PA models use a unique combination of physical objects and computer-generated information, and hence they inherit advantages from both. “The human interface to a physical model is the essence of ‘intuitive’. There are no widgets to manipulate, no sliders to move, and no displays to look through (or wear). Instead, we walk around objects, moving in and out to zoom, gazing and focusing on interesting components, all at very high visual, spatial, and temporal fidelity”. PA models combine the high level of intuitiveness of physical models with the flexibility and functionality of computer graphics, such as the ability to be quickly altered, animated, saved and updated (Jacucci, Oulasvirta, Psik, Salovaara & Wagner, 2005). Thus, a PA model essentially gives a physical form to a computer-generated object, which a user can touch and grasp with their bare hands. It is therefore unsurprising that user studies, which compared PA models to other Virtual and Augmented Reality displays, found PA models to be a natural and intuitive type of display (Nam & Lee, 2003; Stevens et al., 2002).
However, the PA model concept is not new. In fact, one of the first PA model type displays was created over twenty years ago when Naimark built the ‘Displacements’ art installation (Naimark, 1984) and more recently in the “Haunted Mansion” attraction in Disney World (Liljegren & Foster, 1990). At the time technology did not exist for a PA model to be much more than an artistic statement.
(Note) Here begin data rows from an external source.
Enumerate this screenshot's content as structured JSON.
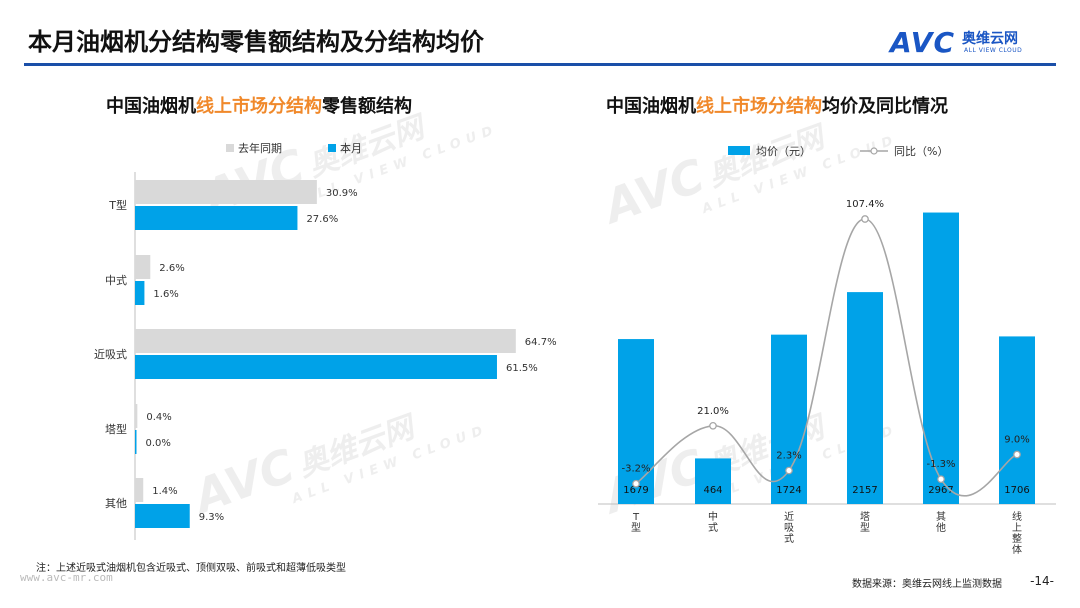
{
  "header": {
    "title": "本月油烟机分结构零售额结构及分结构均价",
    "brand_logo": "AVC",
    "brand_cn": "奥维云网",
    "brand_en": "ALL VIEW CLOUD"
  },
  "watermark": {
    "logo": "AVC",
    "cn": "奥维云网",
    "en": "ALL VIEW CLOUD"
  },
  "left_chart": {
    "title_pre": "中国油烟机",
    "title_hl": "线上市场分结构",
    "title_post": "零售额结构"
  },
  "right_chart": {
    "title_pre": "中国油烟机",
    "title_hl": "线上市场分结构",
    "title_post": "均价及同比情况"
  },
  "chart_data": [
    {
      "type": "bar",
      "orientation": "horizontal",
      "categories": [
        "T型",
        "中式",
        "近吸式",
        "塔型",
        "其他"
      ],
      "series": [
        {
          "name": "去年同期",
          "values": [
            30.9,
            2.6,
            64.7,
            0.4,
            1.4
          ],
          "labels": [
            "30.9%",
            "2.6%",
            "64.7%",
            "0.4%",
            "1.4%"
          ],
          "color": "#d9d9d9"
        },
        {
          "name": "本月",
          "values": [
            27.6,
            1.6,
            61.5,
            0.0,
            9.3
          ],
          "labels": [
            "27.6%",
            "1.6%",
            "61.5%",
            "0.0%",
            "9.3%"
          ],
          "color": "#00a2e8"
        }
      ],
      "xlim": [
        0,
        70
      ],
      "legend": "top"
    },
    {
      "type": "bar",
      "categories": [
        "T型",
        "中式",
        "近吸式",
        "塔型",
        "其他",
        "线上整体"
      ],
      "series": [
        {
          "name": "均价（元）",
          "type": "bar",
          "values": [
            1679,
            464,
            1724,
            2157,
            2967,
            1706
          ],
          "labels": [
            "1679",
            "464",
            "1724",
            "2157",
            "2967",
            "1706"
          ],
          "color": "#00a2e8"
        },
        {
          "name": "同比（%）",
          "type": "line",
          "values": [
            -3.2,
            21.0,
            2.3,
            107.4,
            -1.3,
            9.0
          ],
          "labels": [
            "-3.2%",
            "21.0%",
            "2.3%",
            "107.4%",
            "-1.3%",
            "9.0%"
          ],
          "color": "#a6a6a6"
        }
      ],
      "bar_ylim": [
        0,
        3400
      ],
      "line_ylim": [
        -10,
        112
      ],
      "legend": "top"
    }
  ],
  "footer": {
    "note": "注：上述近吸式油烟机包含近吸式、顶侧双吸、前吸式和超薄低吸类型",
    "site": "www.avc-mr.com",
    "source": "数据来源：奥维云网线上监测数据",
    "page": "-14-"
  }
}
However, given the technology available today and a little “unfettered imagination”, exploring novel projection displays is now “potentially boundless”.
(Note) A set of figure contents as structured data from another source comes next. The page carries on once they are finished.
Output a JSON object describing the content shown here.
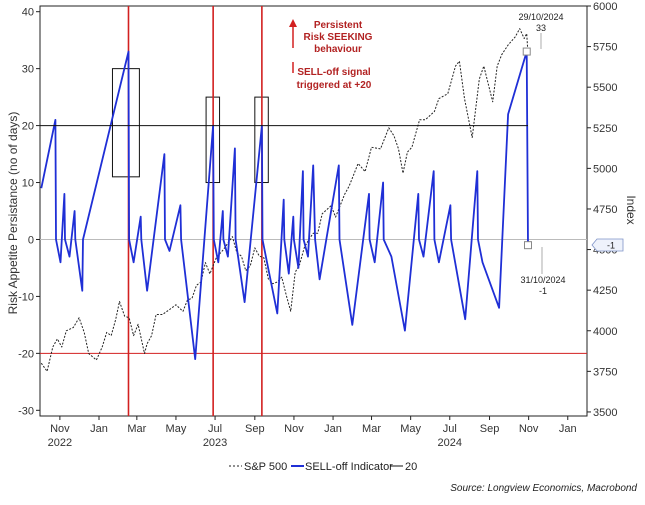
{
  "chart_data": {
    "type": "line",
    "y_left": {
      "label": "Risk Appetite Persistance (no of days)",
      "ylim": [
        -31,
        41
      ],
      "ticks": [
        -30,
        -20,
        -10,
        0,
        10,
        20,
        30,
        40
      ]
    },
    "y_right": {
      "label": "Index",
      "ylim": [
        3475,
        6000
      ],
      "ticks": [
        3500,
        3750,
        4000,
        4250,
        4500,
        4750,
        5000,
        5250,
        5500,
        5750,
        6000
      ]
    },
    "x_axis": {
      "range": [
        "2022-10-01",
        "2025-01-31"
      ],
      "ticks": [
        {
          "date": "2022-11-01",
          "label": "Nov",
          "year": "2022"
        },
        {
          "date": "2023-01-01",
          "label": "Jan",
          "year": ""
        },
        {
          "date": "2023-03-01",
          "label": "Mar",
          "year": ""
        },
        {
          "date": "2023-05-01",
          "label": "May",
          "year": ""
        },
        {
          "date": "2023-07-01",
          "label": "Jul",
          "year": "2023"
        },
        {
          "date": "2023-09-01",
          "label": "Sep",
          "year": ""
        },
        {
          "date": "2023-11-01",
          "label": "Nov",
          "year": ""
        },
        {
          "date": "2024-01-01",
          "label": "Jan",
          "year": ""
        },
        {
          "date": "2024-03-01",
          "label": "Mar",
          "year": ""
        },
        {
          "date": "2024-05-01",
          "label": "May",
          "year": ""
        },
        {
          "date": "2024-07-01",
          "label": "Jul",
          "year": "2024"
        },
        {
          "date": "2024-09-01",
          "label": "Sep",
          "year": ""
        },
        {
          "date": "2024-11-01",
          "label": "Nov",
          "year": ""
        },
        {
          "date": "2025-01-01",
          "label": "Jan",
          "year": ""
        }
      ]
    },
    "series": [
      {
        "name": "S&P 500",
        "axis": "right",
        "style": "dashed",
        "color": "#222222",
        "points": [
          [
            "2022-10-03",
            3800
          ],
          [
            "2022-10-12",
            3750
          ],
          [
            "2022-10-21",
            3900
          ],
          [
            "2022-10-28",
            3950
          ],
          [
            "2022-11-04",
            3900
          ],
          [
            "2022-11-11",
            4000
          ],
          [
            "2022-11-22",
            4020
          ],
          [
            "2022-12-01",
            4080
          ],
          [
            "2022-12-09",
            3990
          ],
          [
            "2022-12-16",
            3860
          ],
          [
            "2022-12-28",
            3820
          ],
          [
            "2023-01-06",
            3900
          ],
          [
            "2023-01-13",
            3990
          ],
          [
            "2023-01-20",
            3970
          ],
          [
            "2023-01-27",
            4070
          ],
          [
            "2023-02-02",
            4180
          ],
          [
            "2023-02-10",
            4090
          ],
          [
            "2023-02-17",
            4080
          ],
          [
            "2023-02-24",
            3970
          ],
          [
            "2023-03-03",
            4040
          ],
          [
            "2023-03-13",
            3860
          ],
          [
            "2023-03-17",
            3920
          ],
          [
            "2023-03-24",
            3970
          ],
          [
            "2023-03-31",
            4100
          ],
          [
            "2023-04-10",
            4100
          ],
          [
            "2023-04-21",
            4130
          ],
          [
            "2023-05-01",
            4160
          ],
          [
            "2023-05-12",
            4120
          ],
          [
            "2023-05-19",
            4190
          ],
          [
            "2023-05-26",
            4200
          ],
          [
            "2023-06-02",
            4280
          ],
          [
            "2023-06-09",
            4300
          ],
          [
            "2023-06-16",
            4420
          ],
          [
            "2023-06-23",
            4350
          ],
          [
            "2023-07-03",
            4450
          ],
          [
            "2023-07-14",
            4500
          ],
          [
            "2023-07-28",
            4580
          ],
          [
            "2023-08-04",
            4480
          ],
          [
            "2023-08-11",
            4460
          ],
          [
            "2023-08-18",
            4370
          ],
          [
            "2023-08-25",
            4400
          ],
          [
            "2023-09-01",
            4510
          ],
          [
            "2023-09-08",
            4460
          ],
          [
            "2023-09-15",
            4450
          ],
          [
            "2023-09-22",
            4320
          ],
          [
            "2023-09-29",
            4290
          ],
          [
            "2023-10-06",
            4300
          ],
          [
            "2023-10-13",
            4330
          ],
          [
            "2023-10-20",
            4220
          ],
          [
            "2023-10-27",
            4120
          ],
          [
            "2023-11-03",
            4360
          ],
          [
            "2023-11-10",
            4410
          ],
          [
            "2023-11-17",
            4510
          ],
          [
            "2023-11-24",
            4560
          ],
          [
            "2023-12-01",
            4600
          ],
          [
            "2023-12-08",
            4600
          ],
          [
            "2023-12-15",
            4720
          ],
          [
            "2023-12-29",
            4770
          ],
          [
            "2024-01-05",
            4700
          ],
          [
            "2024-01-19",
            4840
          ],
          [
            "2024-01-26",
            4890
          ],
          [
            "2024-02-02",
            4960
          ],
          [
            "2024-02-09",
            5030
          ],
          [
            "2024-02-20",
            4980
          ],
          [
            "2024-03-01",
            5130
          ],
          [
            "2024-03-15",
            5120
          ],
          [
            "2024-03-28",
            5250
          ],
          [
            "2024-04-05",
            5200
          ],
          [
            "2024-04-12",
            5120
          ],
          [
            "2024-04-19",
            4970
          ],
          [
            "2024-04-26",
            5100
          ],
          [
            "2024-05-03",
            5130
          ],
          [
            "2024-05-15",
            5300
          ],
          [
            "2024-05-24",
            5300
          ],
          [
            "2024-06-07",
            5350
          ],
          [
            "2024-06-14",
            5430
          ],
          [
            "2024-06-28",
            5460
          ],
          [
            "2024-07-10",
            5630
          ],
          [
            "2024-07-16",
            5660
          ],
          [
            "2024-07-24",
            5430
          ],
          [
            "2024-08-05",
            5190
          ],
          [
            "2024-08-16",
            5550
          ],
          [
            "2024-08-23",
            5630
          ],
          [
            "2024-09-06",
            5410
          ],
          [
            "2024-09-13",
            5630
          ],
          [
            "2024-09-20",
            5700
          ],
          [
            "2024-09-30",
            5760
          ],
          [
            "2024-10-11",
            5810
          ],
          [
            "2024-10-18",
            5860
          ],
          [
            "2024-10-25",
            5800
          ],
          [
            "2024-10-29",
            5830
          ],
          [
            "2024-10-31",
            5705
          ]
        ]
      },
      {
        "name": "SELL-off Indicator",
        "axis": "left",
        "style": "solid",
        "color": "#1f2fd6",
        "points": [
          [
            "2022-10-03",
            9
          ],
          [
            "2022-10-25",
            21
          ],
          [
            "2022-10-26",
            0
          ],
          [
            "2022-11-02",
            -4
          ],
          [
            "2022-11-08",
            8
          ],
          [
            "2022-11-09",
            0
          ],
          [
            "2022-11-16",
            -3
          ],
          [
            "2022-11-24",
            5
          ],
          [
            "2022-11-25",
            0
          ],
          [
            "2022-12-06",
            -9
          ],
          [
            "2022-12-07",
            0
          ],
          [
            "2023-02-16",
            33
          ],
          [
            "2023-02-17",
            0
          ],
          [
            "2023-02-24",
            -4
          ],
          [
            "2023-03-07",
            4
          ],
          [
            "2023-03-08",
            0
          ],
          [
            "2023-03-17",
            -9
          ],
          [
            "2023-04-13",
            15
          ],
          [
            "2023-04-14",
            0
          ],
          [
            "2023-04-21",
            -2
          ],
          [
            "2023-05-08",
            6
          ],
          [
            "2023-05-09",
            0
          ],
          [
            "2023-05-31",
            -21
          ],
          [
            "2023-06-28",
            20
          ],
          [
            "2023-06-29",
            0
          ],
          [
            "2023-07-06",
            -4
          ],
          [
            "2023-07-13",
            5
          ],
          [
            "2023-07-14",
            0
          ],
          [
            "2023-07-21",
            -3
          ],
          [
            "2023-08-01",
            16
          ],
          [
            "2023-08-02",
            0
          ],
          [
            "2023-08-16",
            -11
          ],
          [
            "2023-09-12",
            20
          ],
          [
            "2023-09-13",
            0
          ],
          [
            "2023-09-20",
            -4
          ],
          [
            "2023-10-06",
            -13
          ],
          [
            "2023-10-16",
            7
          ],
          [
            "2023-10-17",
            0
          ],
          [
            "2023-10-24",
            -6
          ],
          [
            "2023-10-31",
            4
          ],
          [
            "2023-11-01",
            0
          ],
          [
            "2023-11-08",
            -5
          ],
          [
            "2023-11-15",
            12
          ],
          [
            "2023-11-16",
            0
          ],
          [
            "2023-11-23",
            -3
          ],
          [
            "2023-12-01",
            13
          ],
          [
            "2023-12-04",
            0
          ],
          [
            "2023-12-11",
            -7
          ],
          [
            "2024-01-10",
            13
          ],
          [
            "2024-01-11",
            0
          ],
          [
            "2024-01-31",
            -15
          ],
          [
            "2024-02-26",
            8
          ],
          [
            "2024-02-27",
            0
          ],
          [
            "2024-03-06",
            -4
          ],
          [
            "2024-03-19",
            10
          ],
          [
            "2024-03-20",
            0
          ],
          [
            "2024-04-01",
            -3
          ],
          [
            "2024-04-22",
            -16
          ],
          [
            "2024-05-13",
            8
          ],
          [
            "2024-05-14",
            0
          ],
          [
            "2024-05-21",
            -3
          ],
          [
            "2024-06-06",
            12
          ],
          [
            "2024-06-07",
            0
          ],
          [
            "2024-06-14",
            -4
          ],
          [
            "2024-07-02",
            6
          ],
          [
            "2024-07-03",
            0
          ],
          [
            "2024-07-25",
            -14
          ],
          [
            "2024-08-13",
            12
          ],
          [
            "2024-08-14",
            0
          ],
          [
            "2024-08-21",
            -4
          ],
          [
            "2024-09-16",
            -12
          ],
          [
            "2024-09-30",
            22
          ],
          [
            "2024-10-29",
            33
          ],
          [
            "2024-10-31",
            -1
          ]
        ]
      },
      {
        "name": "20",
        "axis": "left",
        "style": "solid",
        "color": "#111111",
        "points": [
          [
            "2022-10-01",
            20
          ],
          [
            "2024-10-31",
            20
          ]
        ]
      }
    ],
    "reference_lines": [
      {
        "axis": "left",
        "value": -20,
        "color": "#d22020"
      },
      {
        "axis": "left",
        "value": 0,
        "color": "#bbbbbb"
      }
    ],
    "signal_lines": [
      "2023-02-16",
      "2023-06-28",
      "2023-09-12"
    ],
    "signal_boxes": [
      {
        "x0": "2023-01-22",
        "x1": "2023-03-05",
        "y0": 11,
        "y1": 30
      },
      {
        "x0": "2023-06-17",
        "x1": "2023-07-08",
        "y0": 10,
        "y1": 25
      },
      {
        "x0": "2023-09-01",
        "x1": "2023-09-22",
        "y0": 10,
        "y1": 25
      }
    ],
    "annotations": {
      "red_line1": "Persistent",
      "red_line2": "Risk SEEKING",
      "red_line3": "behaviour",
      "red_line4": "SELL-off signal",
      "red_line5": "triggered at +20",
      "top_date": "29/10/2024",
      "top_value": "33",
      "bottom_date": "31/10/2024",
      "bottom_value": "-1",
      "right_tag": "-1"
    },
    "legend_position": "bottom-center",
    "grid": false
  },
  "labels": {
    "ylabel_left": "Risk Appetite Persistance (no of days)",
    "ylabel_right": "Index",
    "legend_sp": "S&P 500",
    "legend_sell": "SELL-off Indicator",
    "legend_20": "20",
    "source": "Source: Longview Economics, Macrobond"
  },
  "colors": {
    "indicator": "#1f2fd6",
    "sp500": "#222222",
    "signal": "#d22020",
    "threshold": "#111111",
    "annotation": "#b22222"
  }
}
The growth in PA model technology has been marked by the recent recreation of Naimark’s ‘Displacements’ installation at SIGGRAPH (Displacements, 2005). Specifically, new technology has been developed that semi-automates the process of both creating and aligning the physical model and projected image. This supports multiple projectors, which enables a PA model to be illuminated from every direction. Furthermore, powerful projectors (2000-3000 lumens) can be used to allow a PA model to be located in a well-lit room (Nam, 2005; Memory, Keller & Staplers, 2003). However, whilst this technology enables a PA model to be a viable and useful type of display, it does not address its main aim.
A PA model aims to create the illusion of actually being the object that it depicts. For example, when used for a product design application, it is important that a PA model provides a convincing perceptual impression of actually being the final product (Nam, 2006; Sakes, 2006; Verlinden, Horvath & Edelenbos, 2006; Keller & Sappers, 2001). Similarly, when used for a museum display application to create a replica of an artifact, a PA model aims to create the illusion of being the real artifact (Hirooka & Satio, 2006; Senckenberg Museum, 2006; Bimber, Gatesy, Witmer, Raskar & Encarnacao, 2002; Museum of London, 1999).